Ask Lana and Dan Murray of Lakewood, who for years have dreamed of living in the mountains. “We’ve always wanted a cabin in the woods,” Lana says. “We really are outdoors people.”
But with schools and jobs firmly planted in our neighborhood, she says their dream is years away from becoming reality. So, with powers seemingly greater than Mohammed’s, the couple made the mountains, or at least the mountain home, come to them.
Using plenty of imagination and hard work, they converted their third-floor attic into a cozy retreat that looks as though it belongs smack dab in the middle of the great outdoors.
They began by shoring up the floor, then finishing out the walls with rough cedar logs cut so the bark would show, along with old boards found on the side of the road.
Luckily, parts of the attic had original pine floors, though they were covered with spilled paint and dirt. The Murrays sanded them down to a beautiful new finish, adding carpet to areas where crossbeams once served as the only place to step.
Then came the fun part: decorating. Lana, an antiques dealer and schoolteacher, already had plenty of items to decorate with. And what she didn’t already have, she found at antique stores, markets or specialty shops.
“Most everything up here, I got from flea markets,” she says. “A lot of it is from Canton.”
Much of the room’s outdoorsy feel comes from the many animal skins, trophies and antlers found around the room. There’s a full-mounted brown bear that guards the bathroom door, looking much like Smokey the Bear with its felt ranger hat.
Several animal skin rugs cover the floors, while antlers from around the world line the ceiling beam.
“They came from the Black Forest, France, England, Africa, everywhere,” she says.
For the Murrays, owning these items meant buying them.
“Neither of us is a hunter, and I could never kill an animal,” she says.
Interesting antiques and details are literally in every nook and cranny of the large, split-level room. An antique seat from a sleigh makes a perfect loveseat. A clock from the ’50s fits right in, complete with a cowboy on horseback rocking back and forth to keep time and a snow-covered mountain scene in back.
A pair of antique children’s skis offer the perfect focal point on the room’s back wall. An old English safe serves as an end table for a cowhide chair.
“I don’t like to have things that aren’t usable, so I use most of what I have,” Lana says. “It might not be for its original purpose, but I use them.”
Even simple items, such as an old minnow bucket, a pinecone made into an owl and a quiver of arrows made as an old Boy Scout project, add plenty of charm.
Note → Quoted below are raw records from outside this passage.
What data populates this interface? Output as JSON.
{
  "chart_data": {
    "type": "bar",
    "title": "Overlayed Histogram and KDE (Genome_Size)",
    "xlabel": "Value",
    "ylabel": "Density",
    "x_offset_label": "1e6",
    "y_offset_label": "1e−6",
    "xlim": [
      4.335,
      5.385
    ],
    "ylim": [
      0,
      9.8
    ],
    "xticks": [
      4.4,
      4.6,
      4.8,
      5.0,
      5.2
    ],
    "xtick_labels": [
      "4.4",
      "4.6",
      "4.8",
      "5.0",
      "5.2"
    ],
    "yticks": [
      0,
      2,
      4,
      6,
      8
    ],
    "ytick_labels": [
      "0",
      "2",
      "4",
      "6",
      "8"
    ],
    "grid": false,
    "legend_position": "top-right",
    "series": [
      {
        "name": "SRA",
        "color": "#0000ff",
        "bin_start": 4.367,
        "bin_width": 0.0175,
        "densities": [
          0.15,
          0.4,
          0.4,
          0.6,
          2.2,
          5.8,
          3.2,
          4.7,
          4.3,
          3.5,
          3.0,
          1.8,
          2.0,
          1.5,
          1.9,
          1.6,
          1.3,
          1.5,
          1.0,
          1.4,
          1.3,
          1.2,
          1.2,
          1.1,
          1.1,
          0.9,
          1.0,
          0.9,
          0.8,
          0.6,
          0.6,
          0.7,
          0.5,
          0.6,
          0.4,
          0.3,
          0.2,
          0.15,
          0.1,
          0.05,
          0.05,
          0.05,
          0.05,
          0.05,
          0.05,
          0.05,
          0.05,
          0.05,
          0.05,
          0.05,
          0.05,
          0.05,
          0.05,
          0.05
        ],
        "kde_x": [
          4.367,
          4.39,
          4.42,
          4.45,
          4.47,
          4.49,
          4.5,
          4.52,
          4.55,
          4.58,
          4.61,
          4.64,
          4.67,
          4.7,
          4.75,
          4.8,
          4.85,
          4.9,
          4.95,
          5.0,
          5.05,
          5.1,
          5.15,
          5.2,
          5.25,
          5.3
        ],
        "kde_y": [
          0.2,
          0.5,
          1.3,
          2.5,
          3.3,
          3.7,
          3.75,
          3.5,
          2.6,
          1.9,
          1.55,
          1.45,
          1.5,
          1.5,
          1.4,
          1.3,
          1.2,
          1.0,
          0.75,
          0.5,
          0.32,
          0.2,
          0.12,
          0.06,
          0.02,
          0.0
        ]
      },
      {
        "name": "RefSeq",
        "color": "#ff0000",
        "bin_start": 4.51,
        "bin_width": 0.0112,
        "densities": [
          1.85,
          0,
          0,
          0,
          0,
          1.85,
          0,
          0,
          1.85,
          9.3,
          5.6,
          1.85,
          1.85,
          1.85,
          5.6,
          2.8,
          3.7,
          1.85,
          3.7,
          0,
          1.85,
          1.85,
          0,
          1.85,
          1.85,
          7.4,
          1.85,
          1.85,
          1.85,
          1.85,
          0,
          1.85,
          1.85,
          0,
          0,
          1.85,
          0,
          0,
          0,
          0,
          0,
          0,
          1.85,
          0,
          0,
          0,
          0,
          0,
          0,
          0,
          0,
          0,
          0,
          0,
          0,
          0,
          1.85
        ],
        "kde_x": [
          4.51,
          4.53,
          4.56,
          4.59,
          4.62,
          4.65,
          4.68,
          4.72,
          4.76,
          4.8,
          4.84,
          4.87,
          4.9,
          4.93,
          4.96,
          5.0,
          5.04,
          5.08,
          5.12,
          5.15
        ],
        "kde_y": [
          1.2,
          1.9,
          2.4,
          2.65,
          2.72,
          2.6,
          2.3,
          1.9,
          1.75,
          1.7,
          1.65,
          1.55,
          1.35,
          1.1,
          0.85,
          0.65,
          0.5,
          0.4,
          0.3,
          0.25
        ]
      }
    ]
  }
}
And in the center of the room is an antique mechanical Uncle Sam, who’ll tell your personality for a quarter and a handshake.
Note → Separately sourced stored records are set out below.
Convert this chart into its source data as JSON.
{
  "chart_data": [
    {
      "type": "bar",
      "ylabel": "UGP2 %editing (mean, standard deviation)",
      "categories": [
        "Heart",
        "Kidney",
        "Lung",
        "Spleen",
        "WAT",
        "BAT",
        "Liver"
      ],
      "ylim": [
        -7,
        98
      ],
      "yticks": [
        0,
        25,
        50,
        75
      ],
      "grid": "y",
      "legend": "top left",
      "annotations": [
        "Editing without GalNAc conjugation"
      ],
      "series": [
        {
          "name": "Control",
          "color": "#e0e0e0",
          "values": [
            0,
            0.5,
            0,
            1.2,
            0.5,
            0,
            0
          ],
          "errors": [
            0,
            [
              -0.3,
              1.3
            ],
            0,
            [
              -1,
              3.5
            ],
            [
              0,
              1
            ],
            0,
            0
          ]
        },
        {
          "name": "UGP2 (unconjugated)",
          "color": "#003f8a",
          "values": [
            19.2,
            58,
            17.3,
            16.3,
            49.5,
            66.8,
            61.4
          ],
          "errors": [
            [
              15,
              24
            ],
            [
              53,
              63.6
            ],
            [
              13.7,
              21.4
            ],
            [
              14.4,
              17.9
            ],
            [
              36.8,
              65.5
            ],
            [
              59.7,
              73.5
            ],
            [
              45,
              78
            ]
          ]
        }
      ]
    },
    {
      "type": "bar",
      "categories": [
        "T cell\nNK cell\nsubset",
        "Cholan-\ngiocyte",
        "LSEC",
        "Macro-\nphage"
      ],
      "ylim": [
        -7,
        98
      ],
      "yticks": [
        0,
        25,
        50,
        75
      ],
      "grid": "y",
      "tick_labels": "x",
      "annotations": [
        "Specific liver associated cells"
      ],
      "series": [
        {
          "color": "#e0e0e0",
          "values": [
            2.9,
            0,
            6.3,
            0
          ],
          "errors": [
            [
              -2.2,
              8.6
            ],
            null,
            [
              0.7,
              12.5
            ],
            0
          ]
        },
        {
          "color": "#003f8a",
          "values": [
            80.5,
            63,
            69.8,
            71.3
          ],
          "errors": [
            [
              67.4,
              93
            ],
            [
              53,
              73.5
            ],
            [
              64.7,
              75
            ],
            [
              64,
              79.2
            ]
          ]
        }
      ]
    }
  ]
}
But while most of the items in the room are antiques, some decidedly modern features help keep the area from being a rarely visited theme room.
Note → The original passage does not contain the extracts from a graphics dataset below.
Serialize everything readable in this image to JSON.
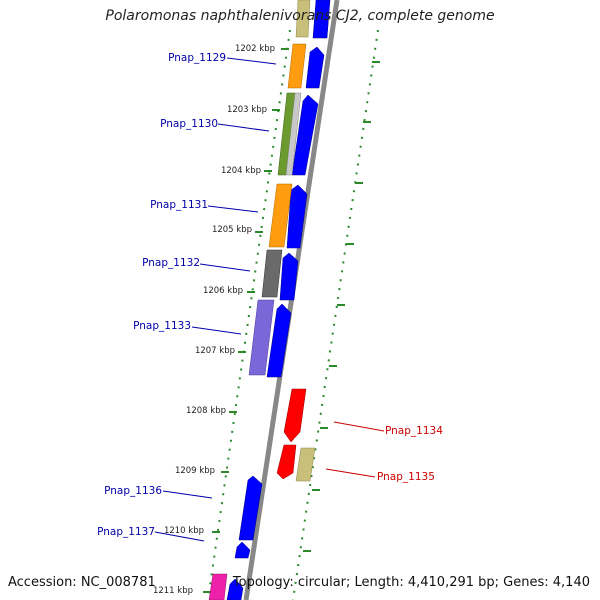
{
  "title": "Polaromonas naphthalenivorans CJ2, complete genome",
  "footer": {
    "accession": "Accession: NC_008781",
    "topology": "Topology: circular; Length: 4,410,291 bp; Genes: 4,140"
  },
  "colors": {
    "label_left": "#0000aa",
    "label_right": "#cc0000",
    "tick": "#2a8a2a",
    "axis": "#888888",
    "forward_strand": "#0000ff"
  },
  "scale_ticks": [
    "1202 kbp",
    "1203 kbp",
    "1204 kbp",
    "1205 kbp",
    "1206 kbp",
    "1207 kbp",
    "1208 kbp",
    "1209 kbp",
    "1210 kbp",
    "1211 kbp"
  ],
  "gene_labels_left": [
    "Pnap_1129",
    "Pnap_1130",
    "Pnap_1131",
    "Pnap_1132",
    "Pnap_1133",
    "Pnap_1136",
    "Pnap_1137"
  ],
  "gene_labels_right": [
    "Pnap_1134",
    "Pnap_1135"
  ]
}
One is the wide-screen TV in the back, hidden around the corner and out of sight from most of the room. Overstuffed sofas sit on the opposite wall, allowing for plenty of cozy couch potato action.
Offering a change of scenery from just about anything else in Dallas, the room has become a popular place to relax for the entire family.
“We spend a lot of time here,” Lana says. “Probably more than anywhere else in the house.”
The Murrays still hope to move to the real thing one day, planning to retire in Colorado. But until then, they’ve got the next best thing, just a staircase away.